Airport is next-to-last stop for refugees coming to DeKalb
by Gale Horton Gay
fastgale@hotmail.com
Nay Gay Htoo, far right, a refugee from Burma now living in Decatur, is reunited with family at Hartsfield-Jackson Atlanta International Airport recently. The Moo family, also refugees from Burma, are beginning new lives here.
Photo/Gale Horton Gay.
|
As midnight nears and Hartsfield-Jackson Atlanta International Airport is slipping into a sleep state, United Airlines flight 7642 is arriving from Chicago.
It’s about 30 minutes late and the disembarking passengers move quickly down the concourse. Five of the last travelers stepping off the aircraft are the Moo family, refugees from Burma who’ve just completed a 20-hour journey that’s taken them from Thailand to Japan to Chicago and now Atlanta, just miles away from their final destination in Decatur.
Refugees–people fleeing from their countries due to persecution, war or fear for their safety–have been steadily coming to DeKalb County for years. In fact, more refugees settle into new lives in DeKalb than in any other county in the state, according to officials at local refugee support agencies.
Data from the Administration for Children and Families, Office of Refugee Resettlement indicates that since 1980, 80,000 refugees have resettled in Georgia. And according to Ellen Beattie, regional director of the International Rescue Committee (IRC), 75 percent of the 2,000 refugees who are resettled in Georgia annually are brought to DeKalb County.
Memorial Drive in Decatur and Stone Mountain is a virtual refugee relief corridor with at least four agencies–World Relief, International Rescue Committee, Refugee Resettlement and Immigration Service of Atlanta and Refugee Family Services–helping the refugees who’ve fled countries such as Colombia, Somalia, Eritrea and Rwanda
Back at Gate 14 on the T concourse the Moo family is not difficult to spot. The father, mother and three teenage daughters huddle together as they quizzically look about. One of them is carrying a large blue-and-white plastic bag with the oversized letters I-O-M, standing for International Organization for Migration, which helps Kristine Van Noord, case manager and literacy teacher at World Relief’s Stone Mountain’s office, to identify them.
She immediately introduces herself to the family members, some of whom speak no English and others who know a little. She takes the time to say each person’s name with a smile and nod. She then escorts them down the concourse to where a relative who arrived five days prior is waiting. He waves and joins them walking toward baggage claim and speaking softly to them in Karen, one of several Burmese languages.
It’s not the kind of reunion one might expect among people who’ve traveled halfway around the world. Not big hugs, kissing, tears. That’s not the Burmese way, explained the case manager. The family of five will gather their luggage, which more closely resembles oversized tote bags in candy cane colors, and head to their new apartment home.
But before Van Noord can drive the travel-weary family to Decatur, she leaves them momentarily parked in baggage claim as she helps a worker from another refugee relief agency. He’s also there to meet a refugee from Burma but his man hasn’t arrived in the area where they were supposed to meet. Van Noord tells the worker that she spotted him in the T-concourse earlier and directed him to the baggage claim area. The two begin canvassing the terminal.

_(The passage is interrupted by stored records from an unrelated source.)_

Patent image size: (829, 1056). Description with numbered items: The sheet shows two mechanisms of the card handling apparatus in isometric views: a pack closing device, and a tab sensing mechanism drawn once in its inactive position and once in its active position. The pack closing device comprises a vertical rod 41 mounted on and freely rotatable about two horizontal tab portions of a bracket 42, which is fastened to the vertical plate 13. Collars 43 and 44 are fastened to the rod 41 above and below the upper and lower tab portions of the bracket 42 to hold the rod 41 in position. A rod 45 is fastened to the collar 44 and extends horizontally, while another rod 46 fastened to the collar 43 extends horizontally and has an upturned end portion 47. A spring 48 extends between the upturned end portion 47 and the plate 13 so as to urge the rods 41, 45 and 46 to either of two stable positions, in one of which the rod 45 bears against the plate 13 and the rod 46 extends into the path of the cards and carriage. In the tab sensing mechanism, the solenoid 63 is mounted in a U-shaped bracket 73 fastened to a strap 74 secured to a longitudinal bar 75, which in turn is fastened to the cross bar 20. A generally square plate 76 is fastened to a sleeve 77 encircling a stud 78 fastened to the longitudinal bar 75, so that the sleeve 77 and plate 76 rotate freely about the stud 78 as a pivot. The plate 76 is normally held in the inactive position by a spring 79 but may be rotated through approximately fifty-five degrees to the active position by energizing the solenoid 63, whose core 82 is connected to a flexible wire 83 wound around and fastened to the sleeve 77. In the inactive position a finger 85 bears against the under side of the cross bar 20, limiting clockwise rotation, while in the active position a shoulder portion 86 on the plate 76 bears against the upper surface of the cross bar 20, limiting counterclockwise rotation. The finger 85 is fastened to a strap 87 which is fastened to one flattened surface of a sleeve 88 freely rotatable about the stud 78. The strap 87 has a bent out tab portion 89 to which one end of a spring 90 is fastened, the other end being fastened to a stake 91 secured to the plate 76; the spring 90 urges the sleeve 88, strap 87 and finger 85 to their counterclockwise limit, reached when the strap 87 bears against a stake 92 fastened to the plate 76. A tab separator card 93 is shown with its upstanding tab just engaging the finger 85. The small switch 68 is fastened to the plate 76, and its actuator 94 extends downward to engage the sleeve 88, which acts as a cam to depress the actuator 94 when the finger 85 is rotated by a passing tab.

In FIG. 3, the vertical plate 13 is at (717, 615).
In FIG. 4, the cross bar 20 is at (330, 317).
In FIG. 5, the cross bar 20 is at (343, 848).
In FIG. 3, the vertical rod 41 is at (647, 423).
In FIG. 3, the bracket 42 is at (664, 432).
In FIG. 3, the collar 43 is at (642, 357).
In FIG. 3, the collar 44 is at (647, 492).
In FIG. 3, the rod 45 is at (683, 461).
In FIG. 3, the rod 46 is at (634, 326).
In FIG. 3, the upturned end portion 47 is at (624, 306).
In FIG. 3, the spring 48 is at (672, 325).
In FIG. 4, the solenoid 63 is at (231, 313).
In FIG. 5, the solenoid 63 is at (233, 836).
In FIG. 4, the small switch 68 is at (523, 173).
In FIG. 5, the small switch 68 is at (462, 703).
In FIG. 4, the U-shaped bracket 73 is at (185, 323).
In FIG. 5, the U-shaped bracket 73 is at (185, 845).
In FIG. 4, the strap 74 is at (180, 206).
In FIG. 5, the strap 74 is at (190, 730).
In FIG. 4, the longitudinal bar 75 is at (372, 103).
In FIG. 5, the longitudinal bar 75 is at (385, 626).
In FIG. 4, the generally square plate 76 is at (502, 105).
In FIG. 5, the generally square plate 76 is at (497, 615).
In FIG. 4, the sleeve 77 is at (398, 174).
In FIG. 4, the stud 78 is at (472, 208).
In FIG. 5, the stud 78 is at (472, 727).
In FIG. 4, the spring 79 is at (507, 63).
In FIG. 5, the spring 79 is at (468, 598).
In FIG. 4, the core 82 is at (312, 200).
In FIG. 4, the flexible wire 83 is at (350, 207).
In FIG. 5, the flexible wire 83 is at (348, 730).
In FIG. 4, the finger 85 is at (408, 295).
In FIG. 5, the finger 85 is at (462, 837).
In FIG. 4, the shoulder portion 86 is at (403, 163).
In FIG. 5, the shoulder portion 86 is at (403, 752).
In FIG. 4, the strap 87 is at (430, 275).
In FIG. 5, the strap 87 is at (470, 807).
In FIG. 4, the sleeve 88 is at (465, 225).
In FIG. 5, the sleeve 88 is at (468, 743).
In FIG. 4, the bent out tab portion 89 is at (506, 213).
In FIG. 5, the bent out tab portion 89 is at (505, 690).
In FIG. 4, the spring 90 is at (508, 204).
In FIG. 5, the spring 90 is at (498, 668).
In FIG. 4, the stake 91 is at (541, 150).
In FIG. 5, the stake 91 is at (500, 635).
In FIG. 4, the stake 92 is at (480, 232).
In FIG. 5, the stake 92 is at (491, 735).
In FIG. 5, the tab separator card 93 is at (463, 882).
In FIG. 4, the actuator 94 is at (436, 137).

In time, the man is located.
Meanwhile a police officer is trying to talk to another man in the baggage claim area who’s also carrying a blue-and-white IOM bag and seems lost. It’s clear that the man is having a difficult time expressing himself and probably doesn’t speak English. A bystander informs the officer that he might be a refugee and that the two other relief workers who are about to leave with their charges might be able to help.
A tall lanky man wearing the bright yellow and black International Rescue Committee T-shirt of his agency asks the man if he can look through his bag to see if paperwork identifies the agency that should be there to meet him. He then earnestly calls several phone numbers he has in a small notebook, but the refugee’s escort arrives shortly thereafter.
The three refugee relief workers depart from the terminal into the hot August air. If their agency’s process is like World Relief, they will escort the refugees to their new, sparsely furnished apartments as Van Noord does and give them the first of several tutorials in living in America.
Relying on the Moos’ relative as a translator, she walks them through their apartment and explains how to operate the stove, how to flush the toilet, what the smoke and fire alarm is for and what to do if it goes off as well as how to lock the door and use the peep hole.
In the days to follow, refugees like the Moos will get documentation for such things as food stamps, Medicaid, begin classes that provide a more thorough insight on adapting to their new home and any number of assessments for jobs and job training, English as a second language classes and attending school.